She was only trying to take a portrait photo of the gem-encrusted slattern. Oh, fuck me, the work required to sit around on ones Royal freckle and look holier than thou, the German tool. Anyway, because she had to appoint servant #45 for the state opening of a tin of Ceaser for Aloisius the 3rd, her fave Corgi of all time, she got all shirty with Annie due to the unbearable pressure of having to do two things in the same week.

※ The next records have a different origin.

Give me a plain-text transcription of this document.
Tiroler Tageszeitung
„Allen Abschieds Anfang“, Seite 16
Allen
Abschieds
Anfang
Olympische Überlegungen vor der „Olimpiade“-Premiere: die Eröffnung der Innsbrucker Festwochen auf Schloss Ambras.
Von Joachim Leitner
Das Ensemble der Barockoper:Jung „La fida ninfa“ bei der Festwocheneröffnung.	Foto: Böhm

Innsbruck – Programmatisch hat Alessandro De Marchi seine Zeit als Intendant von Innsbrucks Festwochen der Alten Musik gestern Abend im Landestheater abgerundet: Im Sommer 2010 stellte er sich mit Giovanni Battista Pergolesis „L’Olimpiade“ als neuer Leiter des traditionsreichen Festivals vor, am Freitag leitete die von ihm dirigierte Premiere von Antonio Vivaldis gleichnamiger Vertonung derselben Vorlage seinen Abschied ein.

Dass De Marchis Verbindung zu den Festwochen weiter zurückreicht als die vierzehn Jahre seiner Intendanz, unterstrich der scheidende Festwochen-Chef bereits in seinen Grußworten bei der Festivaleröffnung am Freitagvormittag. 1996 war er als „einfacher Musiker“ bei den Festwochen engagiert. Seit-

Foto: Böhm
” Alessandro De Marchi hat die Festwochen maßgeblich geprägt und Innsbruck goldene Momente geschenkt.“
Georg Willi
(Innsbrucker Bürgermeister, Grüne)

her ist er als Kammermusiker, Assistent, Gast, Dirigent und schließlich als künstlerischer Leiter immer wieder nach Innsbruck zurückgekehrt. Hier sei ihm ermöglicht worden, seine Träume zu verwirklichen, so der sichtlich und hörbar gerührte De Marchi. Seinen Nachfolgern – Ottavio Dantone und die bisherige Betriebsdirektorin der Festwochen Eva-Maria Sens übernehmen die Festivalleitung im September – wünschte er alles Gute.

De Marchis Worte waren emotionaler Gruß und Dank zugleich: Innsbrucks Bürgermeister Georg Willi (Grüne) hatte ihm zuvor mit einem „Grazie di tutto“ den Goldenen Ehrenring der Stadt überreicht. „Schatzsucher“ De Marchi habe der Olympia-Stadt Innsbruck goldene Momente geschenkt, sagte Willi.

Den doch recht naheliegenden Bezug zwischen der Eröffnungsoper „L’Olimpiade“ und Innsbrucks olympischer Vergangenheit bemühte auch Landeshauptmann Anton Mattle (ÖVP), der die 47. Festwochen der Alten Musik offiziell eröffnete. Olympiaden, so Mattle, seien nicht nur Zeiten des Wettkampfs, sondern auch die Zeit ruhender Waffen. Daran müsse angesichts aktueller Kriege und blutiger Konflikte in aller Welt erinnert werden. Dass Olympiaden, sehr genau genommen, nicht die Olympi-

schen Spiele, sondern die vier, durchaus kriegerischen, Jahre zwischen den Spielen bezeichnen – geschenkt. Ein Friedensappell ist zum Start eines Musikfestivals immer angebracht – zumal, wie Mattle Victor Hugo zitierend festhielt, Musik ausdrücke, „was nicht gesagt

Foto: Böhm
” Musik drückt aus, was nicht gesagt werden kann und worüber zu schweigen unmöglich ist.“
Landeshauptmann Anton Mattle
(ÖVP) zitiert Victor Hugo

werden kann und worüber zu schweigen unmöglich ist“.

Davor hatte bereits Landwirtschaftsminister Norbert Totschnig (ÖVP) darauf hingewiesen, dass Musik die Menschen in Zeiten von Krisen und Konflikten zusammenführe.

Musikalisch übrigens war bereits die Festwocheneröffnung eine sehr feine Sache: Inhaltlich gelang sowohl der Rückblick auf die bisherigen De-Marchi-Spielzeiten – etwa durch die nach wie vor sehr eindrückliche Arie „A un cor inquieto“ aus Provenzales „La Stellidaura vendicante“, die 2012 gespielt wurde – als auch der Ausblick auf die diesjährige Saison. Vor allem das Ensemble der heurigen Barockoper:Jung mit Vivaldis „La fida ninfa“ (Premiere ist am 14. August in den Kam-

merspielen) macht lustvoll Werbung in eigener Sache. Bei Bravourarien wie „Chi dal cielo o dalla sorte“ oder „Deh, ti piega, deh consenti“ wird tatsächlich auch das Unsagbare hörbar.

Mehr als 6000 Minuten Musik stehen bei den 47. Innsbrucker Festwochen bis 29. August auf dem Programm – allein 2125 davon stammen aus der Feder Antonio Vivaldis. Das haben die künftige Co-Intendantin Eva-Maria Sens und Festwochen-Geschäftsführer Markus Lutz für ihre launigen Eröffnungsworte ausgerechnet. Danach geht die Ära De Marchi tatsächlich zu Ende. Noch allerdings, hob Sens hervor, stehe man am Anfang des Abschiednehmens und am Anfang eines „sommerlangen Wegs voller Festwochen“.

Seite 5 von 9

Basically, Leibovitz told the Queen she will look better without her tiara because “the Garter robe is so…” Before she can say “extraordinary”, the Queen replies, pointing to what she is wearing: “Less dressy. What do you think this is?” And then fucked off out it muttering “I’m not changing anything. I’ve had enough dressing like this, thank you very much.” What? Had enough of not wearing your tiara?
If I’d been Annie I’d have said ‘sorry, are you fucking talking to me?’ and kicked her Royal Highness in cunt for being sarky. Uncannily, this is just the sort of behaviour that midget red-faced Princess Elton John would carry out. I mean at least he gave us ‘rocket man’, apart from organising Diana’s execution what has that Royal git ever done for anyone?
What is more is we, the public, pay for her upkeep. It’s a fucking disgrace.